David Heshin (photo credit: Courtesy)
David Heshin
(photo credit: Courtesy)
What could justify David Heshin, President of the Jerusalem District Court, being the most influential legal person of the year, beating out justices on the Supreme Court for example? Heshin led the three judge panel that on Thursday ordered new elections in Beit Shemesh and nullified the October election results based on allegations of massive fraud.
Not only was the historic ruling completely unprecedented in its impact – in that most prior election fraud challenges were limited to individual voting stations – but his choice to take the initiative and his legal reasoning were genuinely daring.
The opinion itself admits that the issue has little precedent and many judges would have written an opinion sympathetic to those complaining of fraud, but refused to intervene, saying that only the Supreme Court could create such a new precedent.
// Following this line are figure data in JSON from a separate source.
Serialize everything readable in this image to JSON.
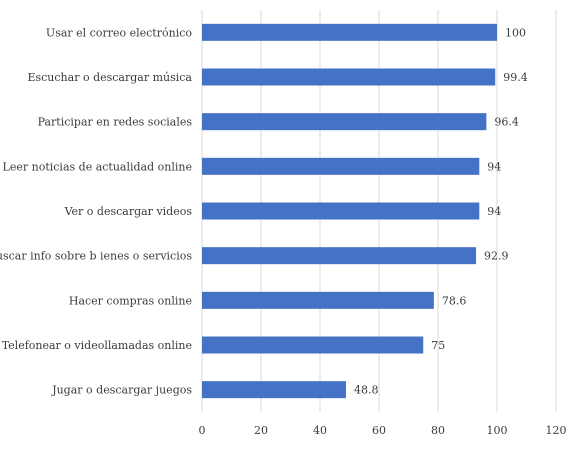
{
  "chart_data": {
    "type": "bar",
    "orientation": "horizontal",
    "categories": [
      "Usar el correo electrónico",
      "Escuchar o descargar música",
      "Participar en redes sociales",
      "Leer noticias de actualidad online",
      "Ver o descargar videos",
      "Buscar info sobre b ienes o servicios",
      "Hacer compras online",
      "Telefonear o videollamadas online",
      "Jugar o descargar juegos"
    ],
    "values": [
      100,
      99.4,
      96.4,
      94,
      94,
      92.9,
      78.6,
      75,
      48.8
    ],
    "value_labels": [
      "100",
      "99.4",
      "96.4",
      "94",
      "94",
      "92.9",
      "78.6",
      "75",
      "48.8"
    ],
    "xlim": [
      0,
      120
    ],
    "xticks": [
      "0",
      "20",
      "40",
      "60",
      "80",
      "100",
      "120"
    ],
    "grid": "vertical",
    "bar_color": "#4472C4"
  }
}
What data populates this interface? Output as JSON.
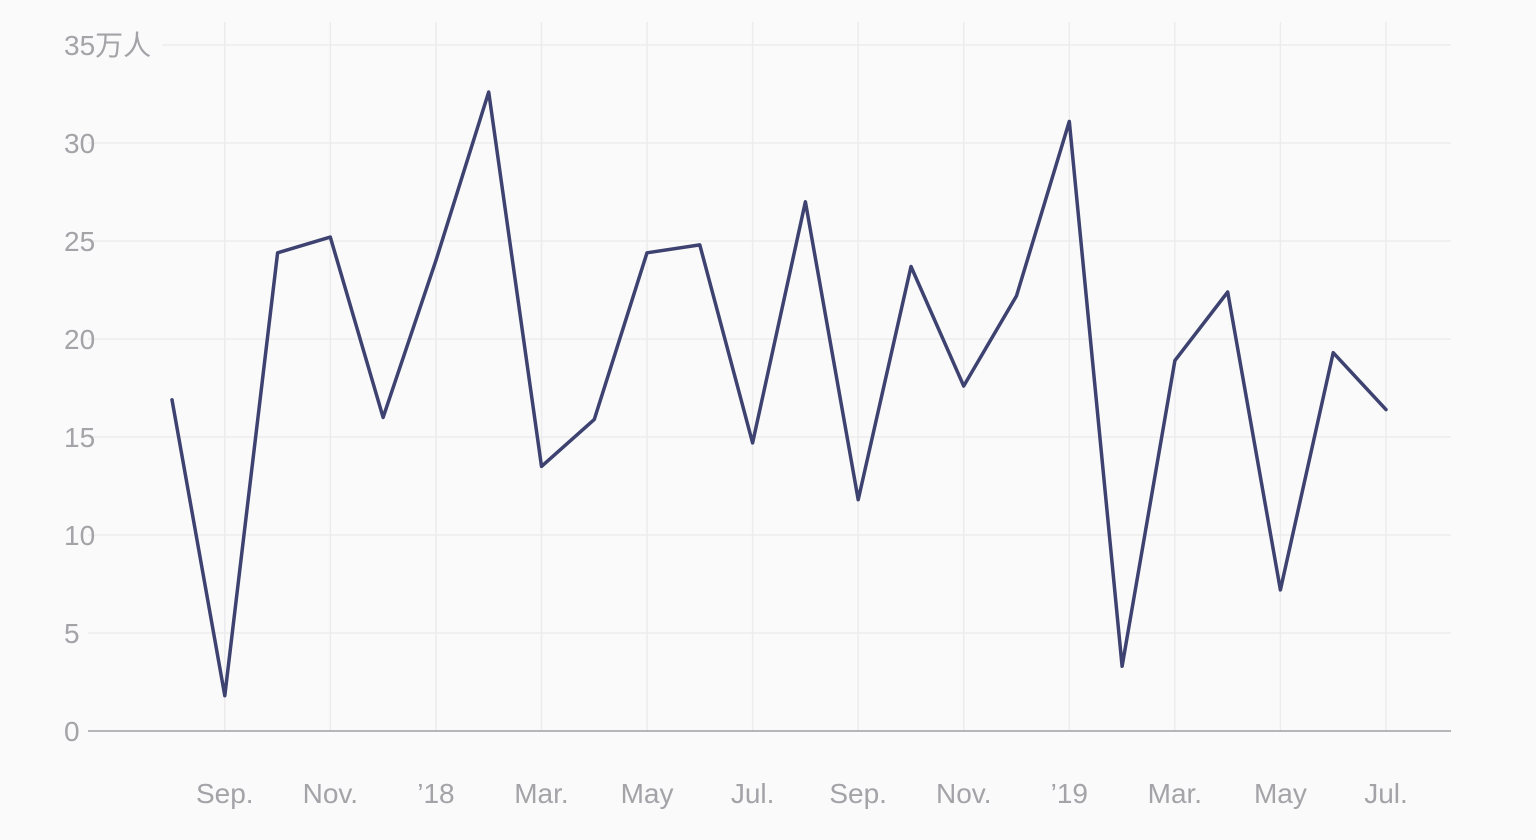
{
  "chart_data": {
    "type": "line",
    "title": "",
    "xlabel": "",
    "ylabel": "",
    "y_unit_label": "35万人",
    "ylim": [
      0,
      35
    ],
    "y_ticks": [
      0,
      5,
      10,
      15,
      20,
      25,
      30,
      35
    ],
    "grid": true,
    "x": [
      "2017-08",
      "2017-09",
      "2017-10",
      "2017-11",
      "2017-12",
      "2018-01",
      "2018-02",
      "2018-03",
      "2018-04",
      "2018-05",
      "2018-06",
      "2018-07",
      "2018-08",
      "2018-09",
      "2018-10",
      "2018-11",
      "2018-12",
      "2019-01",
      "2019-02",
      "2019-03",
      "2019-04",
      "2019-05",
      "2019-06",
      "2019-07"
    ],
    "x_ticks": [
      {
        "x": "2017-09",
        "label": "Sep."
      },
      {
        "x": "2017-11",
        "label": "Nov."
      },
      {
        "x": "2018-01",
        "label": "’18"
      },
      {
        "x": "2018-03",
        "label": "Mar."
      },
      {
        "x": "2018-05",
        "label": "May"
      },
      {
        "x": "2018-07",
        "label": "Jul."
      },
      {
        "x": "2018-09",
        "label": "Sep."
      },
      {
        "x": "2018-11",
        "label": "Nov."
      },
      {
        "x": "2019-01",
        "label": "’19"
      },
      {
        "x": "2019-03",
        "label": "Mar."
      },
      {
        "x": "2019-05",
        "label": "May"
      },
      {
        "x": "2019-07",
        "label": "Jul."
      }
    ],
    "series": [
      {
        "color": "#3d4270",
        "values": [
          16.9,
          1.8,
          24.4,
          25.2,
          16.0,
          24.0,
          32.6,
          13.5,
          15.9,
          24.4,
          24.8,
          14.7,
          27.0,
          11.8,
          23.7,
          17.6,
          22.2,
          31.1,
          3.3,
          18.9,
          22.4,
          7.2,
          19.3,
          16.4
        ]
      }
    ]
  }
}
Heshin did not wait. Not only that, rather than limiting his reasoning to saying that he was ordering new elections because he believed mathematically that enough votes might have been fraudulent to change the result, he also justified his ruling on the broader and bolder basis that democratic legitimacy must be maintained as a value.
This ruling may deter future mass fraud campaigns, and should they recur, will give future courts a wider basis to order new elections even if it is hard to gather the full mathematical substance and evidence of the fraud.
A nephew of former Deputy Supreme Court president Mishael Heshin, David has had other noteworthy rulings and even served for most of 2006 as an acting Supreme Court Justice.